Agostino: Wir haben sieben Millionen Franken beisammen. Damit ist die erste Bauphase, die uns sechs Millionen Franken kostet, gedeckt. Um den restlichen Betrag aufzubringen, sind wir weiterhin auf Stiftungen und private Spender angewiesen. Wir hoffen auf die Unterstützung der Leute. Es geht nicht nur um das Geld für die Renovation, sondern um das Generieren von Ressourcen, die den Unterhalt in der Zukunft sichern sollen.

Welche Ressourcen sind das?

Agostino: Klosternahes Wohnen. Wir bauen 10 bis 12 Wohnstudios für Menschen, die im Umfeld des Klosters wohnen wollen und dafür Miete bezahlen. In der Regel werden sie auswärts einem Beruf nachgehen, gewisse Momente des Alltags aber mit uns teilen. Zudem ist eine Gruppe von Ärzten daran interessiert, im Südtrakt eine Gemeinschaftspraxis zu eröffnen. Wir haben Platz, im Kloster werden in Zukunft maximal nur noch 15 Brüder leben.

Weshalb wird der Kapuzinerorden immer kleiner?

Agostino: Wir haben nur noch wenig Nachwuchs, zu wenig, um alle unsere Niederlassungen auch in Zukunft besetzen zu können. Immer weniger Menschen sehen unsere Art des Lebens als Berufung. Das geht den meisten Ordensgemeinschaften so.

Im Verlauf der Spendenkampagne kamen Zweifel auf, ob die Kapuziner wegen ihrer personellen Situation und der Überalterung den Millionenumbau des Wesemlin-Klosters als Bauherren wirklich meistern können.

Agostino: Wir schauen mit Hoffnung in die Zukunft. Hier stellt sich die klassische Frage, ob das Glas halbvoll oder halbleer ist. Klar wissen wir, dass wir die Zeiten, als in Luzern 40 Brüder und bis zu 15 Novizen lebten, nicht mehr erreichen werden. Wir könnten angesichts der neuen Situation resignieren. Wir begegnen der Herausforderung aber lieber mit neuen Ideen und neuer Kraft, die Sinn machen. Also mit Reduktion und Konzentration unserer Lebensräume.

Wie steht es um die übrigen Kapuzinerklöster in der Zentralschweiz?

Agostino: In Altdorf, Arth, Stans und etwas weiter zurück in Zug, Schüpfheim und Sursee hat man Klöster schliessen müssen. Heute gibt es in der Zentralschweiz neben Luzern noch das Kapuzinerkloster in Schwyz, zudem wird das Rigi-Klösterli, die Wallfahrtskirche Heiligkreuz im Entlebuch sowie die Pfarrei in Andermatt seit langem von Kapuzinern betreut. Schwyz ist dabei ein besonderer Fall, weil dort die Pflegestation eingerichtet ist. Dort verbringen unsere Brüder ihren letzten Lebensabschnitt. Doch auch in Schwyz müssen wir uns Gedanken machen, wie wir das Kloster weiterführen können. In der Schweiz gibt es noch 17 Kapuzinerklöster. Wir sind uns bewusst, dass wir nicht alle werden halten können.

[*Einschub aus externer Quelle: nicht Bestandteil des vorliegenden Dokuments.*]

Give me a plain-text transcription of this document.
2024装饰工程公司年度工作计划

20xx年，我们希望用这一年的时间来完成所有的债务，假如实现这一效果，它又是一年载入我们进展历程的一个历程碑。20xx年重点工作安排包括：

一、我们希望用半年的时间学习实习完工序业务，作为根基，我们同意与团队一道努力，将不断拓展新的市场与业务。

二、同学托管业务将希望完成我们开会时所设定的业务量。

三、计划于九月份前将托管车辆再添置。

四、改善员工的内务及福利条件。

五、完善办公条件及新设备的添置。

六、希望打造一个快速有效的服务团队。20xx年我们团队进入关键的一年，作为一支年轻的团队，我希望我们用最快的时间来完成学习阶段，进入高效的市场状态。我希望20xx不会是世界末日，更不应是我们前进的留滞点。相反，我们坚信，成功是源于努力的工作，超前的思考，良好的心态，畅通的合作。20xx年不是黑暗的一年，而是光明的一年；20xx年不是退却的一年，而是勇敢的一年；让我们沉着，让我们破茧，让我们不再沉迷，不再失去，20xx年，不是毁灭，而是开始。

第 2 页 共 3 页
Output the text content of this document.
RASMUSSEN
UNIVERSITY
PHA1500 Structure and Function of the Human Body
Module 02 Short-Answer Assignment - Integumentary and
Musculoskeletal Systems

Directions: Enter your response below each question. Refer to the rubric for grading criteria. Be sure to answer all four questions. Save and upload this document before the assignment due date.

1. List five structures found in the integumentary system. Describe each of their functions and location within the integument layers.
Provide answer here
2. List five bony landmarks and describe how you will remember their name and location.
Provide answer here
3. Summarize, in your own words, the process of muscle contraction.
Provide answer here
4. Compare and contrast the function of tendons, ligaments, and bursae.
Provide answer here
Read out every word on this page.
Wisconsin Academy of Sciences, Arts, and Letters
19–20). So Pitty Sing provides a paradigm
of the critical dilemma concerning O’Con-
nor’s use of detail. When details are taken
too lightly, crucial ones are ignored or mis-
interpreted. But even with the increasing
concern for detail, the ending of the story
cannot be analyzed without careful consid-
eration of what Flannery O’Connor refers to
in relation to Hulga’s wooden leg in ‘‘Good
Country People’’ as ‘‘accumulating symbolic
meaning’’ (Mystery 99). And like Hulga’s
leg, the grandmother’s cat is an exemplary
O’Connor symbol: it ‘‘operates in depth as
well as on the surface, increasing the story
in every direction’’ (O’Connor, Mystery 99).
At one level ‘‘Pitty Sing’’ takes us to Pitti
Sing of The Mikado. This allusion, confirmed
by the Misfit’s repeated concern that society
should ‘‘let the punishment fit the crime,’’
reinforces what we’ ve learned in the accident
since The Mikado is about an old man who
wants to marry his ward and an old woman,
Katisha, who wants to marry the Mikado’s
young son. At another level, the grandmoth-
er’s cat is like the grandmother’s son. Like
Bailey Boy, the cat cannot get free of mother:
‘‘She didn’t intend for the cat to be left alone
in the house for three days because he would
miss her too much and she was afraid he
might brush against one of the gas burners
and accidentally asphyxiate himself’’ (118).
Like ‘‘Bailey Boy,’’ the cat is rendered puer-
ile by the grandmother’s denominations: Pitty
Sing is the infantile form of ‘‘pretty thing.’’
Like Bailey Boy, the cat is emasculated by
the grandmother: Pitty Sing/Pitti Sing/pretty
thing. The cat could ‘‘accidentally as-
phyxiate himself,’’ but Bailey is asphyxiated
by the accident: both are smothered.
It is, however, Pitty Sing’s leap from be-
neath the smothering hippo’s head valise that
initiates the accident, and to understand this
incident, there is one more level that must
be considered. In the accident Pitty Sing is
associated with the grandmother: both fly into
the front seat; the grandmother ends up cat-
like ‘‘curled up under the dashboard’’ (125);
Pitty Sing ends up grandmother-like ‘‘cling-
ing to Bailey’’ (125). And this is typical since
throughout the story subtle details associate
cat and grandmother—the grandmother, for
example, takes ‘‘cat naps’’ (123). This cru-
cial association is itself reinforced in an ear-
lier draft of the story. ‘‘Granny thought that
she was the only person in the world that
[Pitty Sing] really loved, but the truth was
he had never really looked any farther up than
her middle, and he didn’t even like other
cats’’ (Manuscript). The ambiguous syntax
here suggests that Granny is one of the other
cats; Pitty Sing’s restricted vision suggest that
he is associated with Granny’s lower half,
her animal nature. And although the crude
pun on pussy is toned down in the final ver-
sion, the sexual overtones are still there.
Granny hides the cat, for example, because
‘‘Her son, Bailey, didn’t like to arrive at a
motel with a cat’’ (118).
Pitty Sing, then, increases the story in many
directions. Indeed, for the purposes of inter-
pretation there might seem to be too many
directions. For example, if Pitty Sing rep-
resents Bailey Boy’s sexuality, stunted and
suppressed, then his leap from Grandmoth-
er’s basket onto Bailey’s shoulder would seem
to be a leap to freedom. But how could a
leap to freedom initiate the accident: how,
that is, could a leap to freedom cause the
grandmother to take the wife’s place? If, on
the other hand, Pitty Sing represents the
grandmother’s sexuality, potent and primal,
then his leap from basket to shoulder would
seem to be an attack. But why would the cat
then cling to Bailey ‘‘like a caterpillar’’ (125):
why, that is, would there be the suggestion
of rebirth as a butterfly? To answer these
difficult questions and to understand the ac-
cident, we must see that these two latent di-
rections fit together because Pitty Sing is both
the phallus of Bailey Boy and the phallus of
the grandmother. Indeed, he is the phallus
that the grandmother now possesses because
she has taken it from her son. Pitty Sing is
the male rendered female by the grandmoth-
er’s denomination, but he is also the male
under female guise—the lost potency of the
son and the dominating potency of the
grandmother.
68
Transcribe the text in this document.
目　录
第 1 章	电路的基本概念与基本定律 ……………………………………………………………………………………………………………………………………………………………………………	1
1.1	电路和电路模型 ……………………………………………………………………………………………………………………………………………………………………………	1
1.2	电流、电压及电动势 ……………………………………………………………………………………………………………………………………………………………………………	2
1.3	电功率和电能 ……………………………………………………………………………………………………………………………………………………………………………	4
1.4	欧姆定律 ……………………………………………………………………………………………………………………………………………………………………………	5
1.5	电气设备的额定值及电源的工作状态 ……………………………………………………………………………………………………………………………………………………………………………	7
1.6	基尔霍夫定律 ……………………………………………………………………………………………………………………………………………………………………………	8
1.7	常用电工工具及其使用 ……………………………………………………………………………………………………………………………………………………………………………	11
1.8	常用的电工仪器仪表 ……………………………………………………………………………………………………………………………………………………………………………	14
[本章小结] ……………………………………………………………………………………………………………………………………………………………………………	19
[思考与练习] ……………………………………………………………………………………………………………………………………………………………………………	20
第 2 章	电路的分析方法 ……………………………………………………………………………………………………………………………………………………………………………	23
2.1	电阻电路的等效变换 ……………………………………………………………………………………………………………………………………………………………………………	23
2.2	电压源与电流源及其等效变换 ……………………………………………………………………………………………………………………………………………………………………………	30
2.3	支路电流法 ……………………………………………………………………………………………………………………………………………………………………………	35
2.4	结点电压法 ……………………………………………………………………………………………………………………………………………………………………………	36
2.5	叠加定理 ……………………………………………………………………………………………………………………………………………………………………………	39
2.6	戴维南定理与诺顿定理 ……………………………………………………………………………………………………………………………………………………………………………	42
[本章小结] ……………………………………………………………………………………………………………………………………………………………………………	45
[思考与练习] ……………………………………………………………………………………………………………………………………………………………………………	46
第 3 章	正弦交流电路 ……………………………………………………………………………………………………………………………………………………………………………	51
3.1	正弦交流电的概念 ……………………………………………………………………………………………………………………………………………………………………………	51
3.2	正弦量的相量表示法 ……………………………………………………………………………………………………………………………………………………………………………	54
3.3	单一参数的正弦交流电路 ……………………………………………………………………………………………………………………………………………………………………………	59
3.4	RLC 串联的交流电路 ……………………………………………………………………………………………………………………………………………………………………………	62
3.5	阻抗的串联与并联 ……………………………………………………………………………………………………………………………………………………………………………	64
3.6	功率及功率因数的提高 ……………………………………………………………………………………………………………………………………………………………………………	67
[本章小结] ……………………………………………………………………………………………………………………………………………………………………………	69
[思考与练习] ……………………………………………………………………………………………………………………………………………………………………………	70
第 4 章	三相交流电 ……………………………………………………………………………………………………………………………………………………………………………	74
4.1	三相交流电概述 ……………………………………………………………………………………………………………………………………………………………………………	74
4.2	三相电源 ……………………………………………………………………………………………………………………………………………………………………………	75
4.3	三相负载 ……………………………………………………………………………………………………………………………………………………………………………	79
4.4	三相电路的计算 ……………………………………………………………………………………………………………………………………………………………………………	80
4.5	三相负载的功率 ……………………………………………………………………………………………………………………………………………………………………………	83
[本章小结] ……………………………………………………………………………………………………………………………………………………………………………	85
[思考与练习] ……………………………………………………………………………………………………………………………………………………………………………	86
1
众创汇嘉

Gibt es weitere Konzepte, die das Überleben sichern sollen?

Agostino: Ja, die gibt es. Beispielsweise mit der Vermietung der Klosterräume für Kurse von Firmen oder das Durchführen von klostereigenen Kursen zu Themen wie Spiritualität oder Meditation. Es geht grundsätzlich darum, die Türen zu öffnen. Auch auf internationaler Ebene. Die Schweiz beteiligt sich an Projekten der internationalen, personellen Solidarität. In Indien und Afrika gibt es viele Ordensbrüder, das macht Hoffnung. In der Romandie und seit kurzem auch in Mels in der Deutschschweiz stehen indische Kapuziner im Einsatz. Das kann auch in der Zentralschweiz zu einem Thema werden. Um diese ausländischen Kapuziner bestmöglichst zu integrieren, sollten sie in der Schweiz Theologie studieren.